MFG: I’m a nursing major student but I’m in the health sciences program right now and I’m going back to the nursing major next semester. The number one thing is that I want to keep my GPA high and so I don’t want to be in a program where I can’t keep my GPA high. I want to be in a program where I can catch up.
What should New York City do to help immigrants like yourselves get a better education?
MM: It’s really important to start sort of slow. But at the same time, to remember that you need to progress, to go up instead of staying at the same level. You need to give them real world experience instead of keeping them in hiding. There were a lot of things we were not taught in high school that other students knew. The more you increase the capacity, the higher up students are going to go.

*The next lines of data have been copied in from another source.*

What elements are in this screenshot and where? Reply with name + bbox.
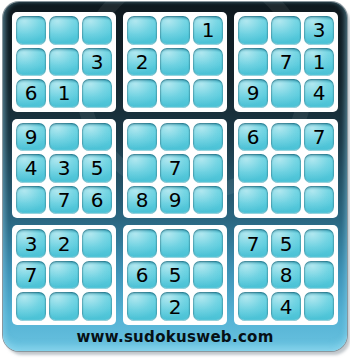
sudoku-cell-r3c2[interactable]: 1 <box>49 79 79 108</box>
sudoku-cell-r5c2[interactable]: 3 <box>49 154 79 183</box>
sudoku-box-7: 327 <box>12 225 116 325</box>
sudoku-cell-r9c2[interactable] <box>49 292 79 321</box>
sudoku-box-9: 7584 <box>234 225 338 325</box>
sudoku-cell-r2c6[interactable] <box>193 48 223 77</box>
sudoku-cell-r2c9[interactable]: 1 <box>304 48 334 77</box>
sudoku-cell-r7c8[interactable]: 5 <box>271 229 301 258</box>
sudoku-board: 3611237194943576789673276527584 www.sudo… <box>3 2 347 351</box>
sudoku-cell-r9c4[interactable] <box>127 292 157 321</box>
sudoku-cell-r4c1[interactable]: 9 <box>16 123 46 152</box>
sudoku-cell-r8c5[interactable]: 5 <box>160 261 190 290</box>
sudoku-box-8: 652 <box>123 225 227 325</box>
site-url: www.sudokusweb.com <box>3 326 347 348</box>
sudoku-cell-r4c5[interactable] <box>160 123 190 152</box>
sudoku-cell-r1c1[interactable] <box>16 16 46 45</box>
sudoku-cell-r1c2[interactable] <box>49 16 79 45</box>
sudoku-cell-r8c2[interactable] <box>49 261 79 290</box>
sudoku-cell-r7c4[interactable] <box>127 229 157 258</box>
page: 3611237194943576789673276527584 www.sudo… <box>0 0 350 360</box>
sudoku-cell-r8c1[interactable]: 7 <box>16 261 46 290</box>
sudoku-box-6: 67 <box>234 119 338 219</box>
sudoku-cell-r5c6[interactable] <box>193 154 223 183</box>
sudoku-box-3: 37194 <box>234 12 338 112</box>
sudoku-cell-r8c9[interactable] <box>304 261 334 290</box>
sudoku-cell-r8c3[interactable] <box>82 261 112 290</box>
sudoku-cell-r1c8[interactable] <box>271 16 301 45</box>
sudoku-cell-r6c3[interactable]: 6 <box>82 186 112 215</box>
sudoku-cell-r2c1[interactable] <box>16 48 46 77</box>
sudoku-cell-r2c7[interactable] <box>238 48 268 77</box>
sudoku-box-4: 943576 <box>12 119 116 219</box>
sudoku-cell-r7c9[interactable] <box>304 229 334 258</box>
sudoku-cell-r8c8[interactable]: 8 <box>271 261 301 290</box>
sudoku-cell-r7c2[interactable]: 2 <box>49 229 79 258</box>
sudoku-cell-r8c6[interactable] <box>193 261 223 290</box>
sudoku-cell-r3c3[interactable] <box>82 79 112 108</box>
sudoku-cell-r5c9[interactable] <box>304 154 334 183</box>
sudoku-cell-r6c8[interactable] <box>271 186 301 215</box>
sudoku-cell-r2c3[interactable]: 3 <box>82 48 112 77</box>
sudoku-cell-r7c5[interactable] <box>160 229 190 258</box>
sudoku-cell-r2c5[interactable] <box>160 48 190 77</box>
sudoku-cell-r3c6[interactable] <box>193 79 223 108</box>
sudoku-cell-r9c5[interactable]: 2 <box>160 292 190 321</box>
sudoku-cell-r1c6[interactable]: 1 <box>193 16 223 45</box>
sudoku-cell-r4c6[interactable] <box>193 123 223 152</box>
sudoku-cell-r2c4[interactable]: 2 <box>127 48 157 77</box>
sudoku-grid: 3611237194943576789673276527584 <box>12 12 338 325</box>
sudoku-cell-r9c1[interactable] <box>16 292 46 321</box>
sudoku-cell-r6c6[interactable] <box>193 186 223 215</box>
sudoku-cell-r8c7[interactable] <box>238 261 268 290</box>
sudoku-cell-r5c4[interactable] <box>127 154 157 183</box>
sudoku-cell-r3c7[interactable]: 9 <box>238 79 268 108</box>
sudoku-cell-r9c8[interactable]: 4 <box>271 292 301 321</box>
sudoku-cell-r1c5[interactable] <box>160 16 190 45</box>
sudoku-cell-r5c8[interactable] <box>271 154 301 183</box>
sudoku-cell-r8c4[interactable]: 6 <box>127 261 157 290</box>
sudoku-cell-r7c1[interactable]: 3 <box>16 229 46 258</box>
sudoku-cell-r1c3[interactable] <box>82 16 112 45</box>
sudoku-cell-r7c7[interactable]: 7 <box>238 229 268 258</box>
sudoku-cell-r2c2[interactable] <box>49 48 79 77</box>
sudoku-cell-r6c4[interactable]: 8 <box>127 186 157 215</box>
sudoku-cell-r9c9[interactable] <box>304 292 334 321</box>
sudoku-cell-r7c6[interactable] <box>193 229 223 258</box>
sudoku-box-5: 789 <box>123 119 227 219</box>
sudoku-cell-r1c4[interactable] <box>127 16 157 45</box>
sudoku-cell-r1c7[interactable] <box>238 16 268 45</box>
sudoku-cell-r6c5[interactable]: 9 <box>160 186 190 215</box>
sudoku-cell-r6c7[interactable] <box>238 186 268 215</box>
sudoku-cell-r6c1[interactable] <box>16 186 46 215</box>
sudoku-cell-r4c3[interactable] <box>82 123 112 152</box>
sudoku-cell-r1c9[interactable]: 3 <box>304 16 334 45</box>
sudoku-cell-r7c3[interactable] <box>82 229 112 258</box>
sudoku-cell-r4c7[interactable]: 6 <box>238 123 268 152</box>
sudoku-cell-r3c1[interactable]: 6 <box>16 79 46 108</box>
sudoku-cell-r9c6[interactable] <box>193 292 223 321</box>
sudoku-cell-r3c5[interactable] <box>160 79 190 108</box>
sudoku-cell-r5c1[interactable]: 4 <box>16 154 46 183</box>
sudoku-cell-r5c3[interactable]: 5 <box>82 154 112 183</box>
sudoku-box-2: 12 <box>123 12 227 112</box>
sudoku-cell-r9c3[interactable] <box>82 292 112 321</box>
sudoku-cell-r6c9[interactable] <box>304 186 334 215</box>
sudoku-cell-r5c7[interactable] <box>238 154 268 183</box>
sudoku-cell-r6c2[interactable]: 7 <box>49 186 79 215</box>
sudoku-cell-r4c9[interactable]: 7 <box>304 123 334 152</box>
sudoku-cell-r3c9[interactable]: 4 <box>304 79 334 108</box>
sudoku-cell-r4c2[interactable] <box>49 123 79 152</box>
sudoku-cell-r5c5[interactable]: 7 <box>160 154 190 183</box>
sudoku-cell-r3c4[interactable] <box>127 79 157 108</box>
sudoku-cell-r9c7[interactable] <box>238 292 268 321</box>
sudoku-box-1: 361 <box>12 12 116 112</box>
sudoku-cell-r2c8[interactable]: 7 <box>271 48 301 77</box>
sudoku-cell-r4c8[interactable] <box>271 123 301 152</box>
sudoku-cell-r4c4[interactable] <box>127 123 157 152</box>
sudoku-cell-r3c8[interactable] <box>271 79 301 108</box>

FD: I would say they have to do more to really push them to learn English faster. For me, it was easy because I learned English before I came here so I picked it up faster, but others that didn’t know English struggled more and I think some of them didn’t even go to college. Some of them I never heard them talk English and I’m just wondering how they graduated.
MFG: To make students feel comfortable with the country to be more successful. To do more group work because it helped me so much to know the outside world. As a Haitian immigrant who came to this country not knowing English, things were kind of harder for me. My English wasn’t great, but it was my job to adapt myself to this school and this country. I would sit with students who were from other countries so this helps you to speak the English language more.
Did you read “The New Kids” yet? Thoughts?
MM: It got published? I’m going to have to buy it. I’m so busy with classes and exams.
FD: I started reading it. It’s very true. I’m not really like that anymore, but a lot of people tend to tell me that all I do is flirt around, but I think that’s the way that I am. Guys in America don’t really compliment women. Where I’m from, men compliment the ladies all the time, they smile at them, but here, they take it as flirting.
MFG: I bought it and I started reading it. I love it. That’s the first book I will read, I will focus and read it. It is so true, it’s reality. She paid attention to everything. I love it. It’s real life. It’s what happens in New York City schools.